Para a minha geração, e na extensa vastidão do comércio de província, entrar num estabelecimento comercial era ser suspeito. Tudo nos estava fora do alcance das mãos. Era fundamental saber referir o que buscávamos. Não existia isso de se perambular entre os objectos apelativos, escolher por inspirada sorte, fuçar isto e aquilo até nos parecer que era chegado o momento de gastar raríssimos duzentos escudos. Havia no Porto melhores oportunidades, claro, entrando depois nos anos de 1990, onde haveria de preponderar, por exemplo, a Leitura, livraria de acervo tremendo que forneceu felicidade à minha biblioteca pessoal por anos. Contudo, a modernidade e a impressão de não sermos mais recebidos como potenciais bandidos, chega às livrarias de Portugal sobretudo com a FNAC.

Estivera numa gigante FNAC de Les Halles, em Paris, e suspirava por aquilo na minha vida. A abundância entregue às mãos, os bancos onde espiolhar umas páginas, a luz certa, o café, a possibilidade de demorar sem que nos venham perguntar mil vezes se queremos ajuda, como quem nos apressa a compra e nos enxota da loja. Ainda hoje há quem não tenha entendido esta ideia básica. Quem gosta de livros demora se o deixarem. Queremos demorar. Vamos comprar por uma espécie de indomável obstinação. Da poesia à vida das tartarugas, da paz na Palestina até ao tremendo de Enoque, tudo subitamente nos pode interessar. A única maneira de o saber é que nos permitam mexer nos livros, ficar nos livros, deixar que nos escolham mais do que os escolhermos a eles.

Hoje, exactamente hoje, domingo, 28 de Fevereiro, passam 23 anos desde a abertura da primeira FNAC portuguesa, a do Centro Colombo, em Lisboa. Essa data marca a gratificante mudança da relação dos leitores com a compra dos livros e com o encontro dos autores. Mudou tudo. Diria que os livros se fizeram livres. Normalizou-se a livraria como um espaço de entrada descomplicada, descomprometida, transformando-o num local de regresso constante e onde passou a fazer sentido o encontro, todos os encontros. Os autores desceram à realidade. Aproximados dos leitores, intensificou-se a partilha.

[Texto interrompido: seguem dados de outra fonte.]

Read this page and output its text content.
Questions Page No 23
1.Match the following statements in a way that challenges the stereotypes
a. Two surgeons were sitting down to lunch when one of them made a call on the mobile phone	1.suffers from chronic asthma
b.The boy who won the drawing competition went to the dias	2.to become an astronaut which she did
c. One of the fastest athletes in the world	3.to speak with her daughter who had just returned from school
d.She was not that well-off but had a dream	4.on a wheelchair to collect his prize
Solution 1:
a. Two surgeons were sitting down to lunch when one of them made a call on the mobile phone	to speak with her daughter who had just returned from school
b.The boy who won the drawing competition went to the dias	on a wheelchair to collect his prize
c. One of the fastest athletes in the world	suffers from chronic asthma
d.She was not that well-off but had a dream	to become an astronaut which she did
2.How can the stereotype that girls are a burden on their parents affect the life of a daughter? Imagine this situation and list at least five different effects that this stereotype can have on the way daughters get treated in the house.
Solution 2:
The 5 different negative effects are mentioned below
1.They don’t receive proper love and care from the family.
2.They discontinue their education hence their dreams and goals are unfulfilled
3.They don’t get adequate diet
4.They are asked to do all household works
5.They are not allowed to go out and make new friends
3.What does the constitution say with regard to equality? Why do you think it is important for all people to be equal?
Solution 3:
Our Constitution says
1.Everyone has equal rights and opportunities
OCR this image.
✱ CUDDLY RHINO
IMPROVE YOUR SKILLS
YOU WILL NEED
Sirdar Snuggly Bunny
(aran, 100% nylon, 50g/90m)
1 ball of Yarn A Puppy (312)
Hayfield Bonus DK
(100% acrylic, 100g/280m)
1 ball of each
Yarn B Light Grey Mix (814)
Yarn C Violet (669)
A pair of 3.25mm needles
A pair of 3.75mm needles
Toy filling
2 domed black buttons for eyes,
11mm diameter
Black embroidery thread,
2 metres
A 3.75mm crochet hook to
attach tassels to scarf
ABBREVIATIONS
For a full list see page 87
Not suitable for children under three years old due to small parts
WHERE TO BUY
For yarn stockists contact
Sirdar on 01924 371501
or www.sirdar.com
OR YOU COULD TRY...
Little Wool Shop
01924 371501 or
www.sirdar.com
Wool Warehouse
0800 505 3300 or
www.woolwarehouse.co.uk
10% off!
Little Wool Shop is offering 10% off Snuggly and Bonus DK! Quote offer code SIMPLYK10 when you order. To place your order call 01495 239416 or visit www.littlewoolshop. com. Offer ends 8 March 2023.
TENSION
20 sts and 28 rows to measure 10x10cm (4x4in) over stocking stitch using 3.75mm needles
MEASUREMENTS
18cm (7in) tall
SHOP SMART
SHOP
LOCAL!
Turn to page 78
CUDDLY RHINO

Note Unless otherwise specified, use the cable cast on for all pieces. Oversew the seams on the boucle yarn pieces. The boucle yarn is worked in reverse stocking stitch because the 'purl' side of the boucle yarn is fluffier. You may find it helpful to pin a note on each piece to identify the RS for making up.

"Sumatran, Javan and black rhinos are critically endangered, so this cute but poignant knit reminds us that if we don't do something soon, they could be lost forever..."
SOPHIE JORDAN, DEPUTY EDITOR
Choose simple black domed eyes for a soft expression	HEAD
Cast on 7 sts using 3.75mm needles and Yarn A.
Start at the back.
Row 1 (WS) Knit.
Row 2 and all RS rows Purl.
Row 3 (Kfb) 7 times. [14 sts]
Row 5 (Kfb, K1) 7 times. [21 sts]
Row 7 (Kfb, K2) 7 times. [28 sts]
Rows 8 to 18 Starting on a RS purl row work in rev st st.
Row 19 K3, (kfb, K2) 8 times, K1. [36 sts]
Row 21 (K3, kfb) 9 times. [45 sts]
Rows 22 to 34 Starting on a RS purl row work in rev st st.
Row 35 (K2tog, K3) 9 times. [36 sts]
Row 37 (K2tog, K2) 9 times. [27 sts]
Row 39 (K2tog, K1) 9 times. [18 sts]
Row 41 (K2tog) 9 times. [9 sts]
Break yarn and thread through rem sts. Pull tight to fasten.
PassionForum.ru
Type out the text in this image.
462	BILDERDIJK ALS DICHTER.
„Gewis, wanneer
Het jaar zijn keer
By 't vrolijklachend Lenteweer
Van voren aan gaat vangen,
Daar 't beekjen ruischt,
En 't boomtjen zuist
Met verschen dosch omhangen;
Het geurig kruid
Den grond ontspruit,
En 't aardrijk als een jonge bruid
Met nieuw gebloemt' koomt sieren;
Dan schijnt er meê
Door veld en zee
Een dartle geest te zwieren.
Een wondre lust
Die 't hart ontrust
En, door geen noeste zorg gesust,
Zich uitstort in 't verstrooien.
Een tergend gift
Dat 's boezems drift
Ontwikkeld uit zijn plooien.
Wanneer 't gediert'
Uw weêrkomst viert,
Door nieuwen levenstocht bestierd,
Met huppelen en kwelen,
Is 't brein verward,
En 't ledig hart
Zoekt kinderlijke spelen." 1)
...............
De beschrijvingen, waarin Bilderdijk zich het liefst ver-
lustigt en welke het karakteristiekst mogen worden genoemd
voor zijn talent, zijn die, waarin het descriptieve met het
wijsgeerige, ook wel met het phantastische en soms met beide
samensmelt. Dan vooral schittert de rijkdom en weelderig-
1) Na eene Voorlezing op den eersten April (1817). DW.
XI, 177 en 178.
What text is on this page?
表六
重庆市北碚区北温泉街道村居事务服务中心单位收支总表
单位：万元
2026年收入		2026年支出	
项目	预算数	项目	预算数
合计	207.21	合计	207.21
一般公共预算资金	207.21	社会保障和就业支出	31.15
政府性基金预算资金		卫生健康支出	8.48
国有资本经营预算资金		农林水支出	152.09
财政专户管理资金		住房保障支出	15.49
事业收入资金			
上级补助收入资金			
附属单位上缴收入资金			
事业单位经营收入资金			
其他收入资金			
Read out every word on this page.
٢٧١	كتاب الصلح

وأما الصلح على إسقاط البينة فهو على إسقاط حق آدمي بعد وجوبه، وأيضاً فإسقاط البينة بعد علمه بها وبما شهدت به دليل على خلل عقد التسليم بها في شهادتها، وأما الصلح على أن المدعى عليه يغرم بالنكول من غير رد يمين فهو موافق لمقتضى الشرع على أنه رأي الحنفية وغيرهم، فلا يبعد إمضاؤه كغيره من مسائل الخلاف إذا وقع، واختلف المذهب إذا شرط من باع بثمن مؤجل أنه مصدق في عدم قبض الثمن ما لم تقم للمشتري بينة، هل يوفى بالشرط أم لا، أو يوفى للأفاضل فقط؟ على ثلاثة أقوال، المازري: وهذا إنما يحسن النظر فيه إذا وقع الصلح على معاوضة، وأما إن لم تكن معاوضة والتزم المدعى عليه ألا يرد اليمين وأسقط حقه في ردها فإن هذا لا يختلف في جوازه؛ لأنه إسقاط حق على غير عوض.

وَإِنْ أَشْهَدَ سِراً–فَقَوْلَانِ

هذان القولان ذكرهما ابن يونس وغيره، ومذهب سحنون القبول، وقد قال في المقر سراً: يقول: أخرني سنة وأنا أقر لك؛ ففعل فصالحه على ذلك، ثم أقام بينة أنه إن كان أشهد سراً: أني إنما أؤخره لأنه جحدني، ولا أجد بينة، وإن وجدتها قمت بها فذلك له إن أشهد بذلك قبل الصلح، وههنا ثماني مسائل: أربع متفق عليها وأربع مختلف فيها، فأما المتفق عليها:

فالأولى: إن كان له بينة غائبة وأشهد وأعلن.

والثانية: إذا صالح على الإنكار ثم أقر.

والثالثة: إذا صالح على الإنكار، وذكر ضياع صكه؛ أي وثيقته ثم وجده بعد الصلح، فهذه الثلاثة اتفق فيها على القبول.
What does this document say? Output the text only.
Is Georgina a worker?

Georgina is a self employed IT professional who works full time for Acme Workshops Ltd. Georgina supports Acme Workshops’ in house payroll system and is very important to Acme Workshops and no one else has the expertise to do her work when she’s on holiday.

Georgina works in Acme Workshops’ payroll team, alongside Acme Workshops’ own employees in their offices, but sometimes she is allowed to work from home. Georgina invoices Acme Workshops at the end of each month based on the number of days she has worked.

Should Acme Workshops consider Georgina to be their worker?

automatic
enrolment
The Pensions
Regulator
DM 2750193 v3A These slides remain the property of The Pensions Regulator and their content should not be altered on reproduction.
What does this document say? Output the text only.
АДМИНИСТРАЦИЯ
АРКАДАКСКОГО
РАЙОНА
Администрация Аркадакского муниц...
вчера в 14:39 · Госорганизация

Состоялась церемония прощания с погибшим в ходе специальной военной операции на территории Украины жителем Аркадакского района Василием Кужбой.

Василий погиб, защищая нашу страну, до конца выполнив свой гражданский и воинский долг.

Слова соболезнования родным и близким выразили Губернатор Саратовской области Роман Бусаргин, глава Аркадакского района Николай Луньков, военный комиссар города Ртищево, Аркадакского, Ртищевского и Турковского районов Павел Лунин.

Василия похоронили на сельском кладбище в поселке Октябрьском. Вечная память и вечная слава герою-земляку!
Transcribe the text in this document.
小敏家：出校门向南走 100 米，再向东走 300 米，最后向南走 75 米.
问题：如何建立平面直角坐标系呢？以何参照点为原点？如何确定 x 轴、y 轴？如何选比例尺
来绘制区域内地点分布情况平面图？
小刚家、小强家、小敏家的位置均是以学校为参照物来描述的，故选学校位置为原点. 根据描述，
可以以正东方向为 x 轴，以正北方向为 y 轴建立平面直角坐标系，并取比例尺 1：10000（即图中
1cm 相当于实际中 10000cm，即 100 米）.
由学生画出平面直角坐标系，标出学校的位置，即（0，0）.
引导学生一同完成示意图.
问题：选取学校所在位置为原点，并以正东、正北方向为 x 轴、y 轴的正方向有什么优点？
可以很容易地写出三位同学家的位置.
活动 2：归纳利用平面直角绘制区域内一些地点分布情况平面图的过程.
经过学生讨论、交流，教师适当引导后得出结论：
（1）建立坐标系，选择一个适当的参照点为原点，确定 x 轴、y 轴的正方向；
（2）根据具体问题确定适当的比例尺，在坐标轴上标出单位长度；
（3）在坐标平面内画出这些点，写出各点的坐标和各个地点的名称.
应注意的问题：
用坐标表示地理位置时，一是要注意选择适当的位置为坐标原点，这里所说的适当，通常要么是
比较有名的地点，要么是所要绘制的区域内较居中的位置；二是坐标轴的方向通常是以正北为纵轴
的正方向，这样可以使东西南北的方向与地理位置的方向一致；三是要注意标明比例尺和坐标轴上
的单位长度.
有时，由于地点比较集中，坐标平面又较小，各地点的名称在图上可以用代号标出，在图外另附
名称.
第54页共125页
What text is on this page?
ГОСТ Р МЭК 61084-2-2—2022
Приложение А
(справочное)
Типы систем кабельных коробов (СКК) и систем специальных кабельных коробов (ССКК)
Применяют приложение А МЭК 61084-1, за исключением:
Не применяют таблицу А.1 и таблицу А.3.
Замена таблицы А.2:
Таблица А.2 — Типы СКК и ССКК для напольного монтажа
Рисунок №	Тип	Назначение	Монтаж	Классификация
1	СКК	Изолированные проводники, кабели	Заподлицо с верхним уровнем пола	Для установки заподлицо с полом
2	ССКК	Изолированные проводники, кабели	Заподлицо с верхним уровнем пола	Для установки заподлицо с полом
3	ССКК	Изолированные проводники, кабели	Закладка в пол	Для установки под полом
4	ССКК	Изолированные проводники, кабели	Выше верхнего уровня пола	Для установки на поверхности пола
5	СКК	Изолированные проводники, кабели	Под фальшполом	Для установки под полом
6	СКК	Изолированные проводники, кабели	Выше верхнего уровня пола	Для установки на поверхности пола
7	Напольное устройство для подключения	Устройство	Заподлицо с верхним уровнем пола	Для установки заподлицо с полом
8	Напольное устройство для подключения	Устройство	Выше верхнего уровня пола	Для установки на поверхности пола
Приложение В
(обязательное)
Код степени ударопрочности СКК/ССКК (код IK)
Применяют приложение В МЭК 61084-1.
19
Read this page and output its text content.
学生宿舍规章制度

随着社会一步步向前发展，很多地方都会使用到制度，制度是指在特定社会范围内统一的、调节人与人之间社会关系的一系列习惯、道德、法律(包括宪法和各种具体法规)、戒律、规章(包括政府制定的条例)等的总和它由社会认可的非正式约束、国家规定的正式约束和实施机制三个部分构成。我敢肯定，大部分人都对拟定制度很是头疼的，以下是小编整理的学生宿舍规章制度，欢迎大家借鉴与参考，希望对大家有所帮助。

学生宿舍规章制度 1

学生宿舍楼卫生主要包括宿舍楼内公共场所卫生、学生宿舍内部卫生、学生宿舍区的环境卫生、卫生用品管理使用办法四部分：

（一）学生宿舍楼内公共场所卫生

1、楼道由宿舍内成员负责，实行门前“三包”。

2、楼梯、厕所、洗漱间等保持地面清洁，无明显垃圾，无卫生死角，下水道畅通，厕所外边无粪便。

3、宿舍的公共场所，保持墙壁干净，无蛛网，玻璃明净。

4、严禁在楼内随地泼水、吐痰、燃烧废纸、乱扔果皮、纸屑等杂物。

Das mais pequenas às maiores casas de livros, todos os espaços se atemparam com esta forma de ser e de estar. Rebentaram os malditos balcões, trincheira para ferir sonhos. O valor de uma cultura assim é inestimável. Por isso, dar os parabéns à FNAC é celebrar a maturação do mundo do livro em Portugal. A maturação de Portugal.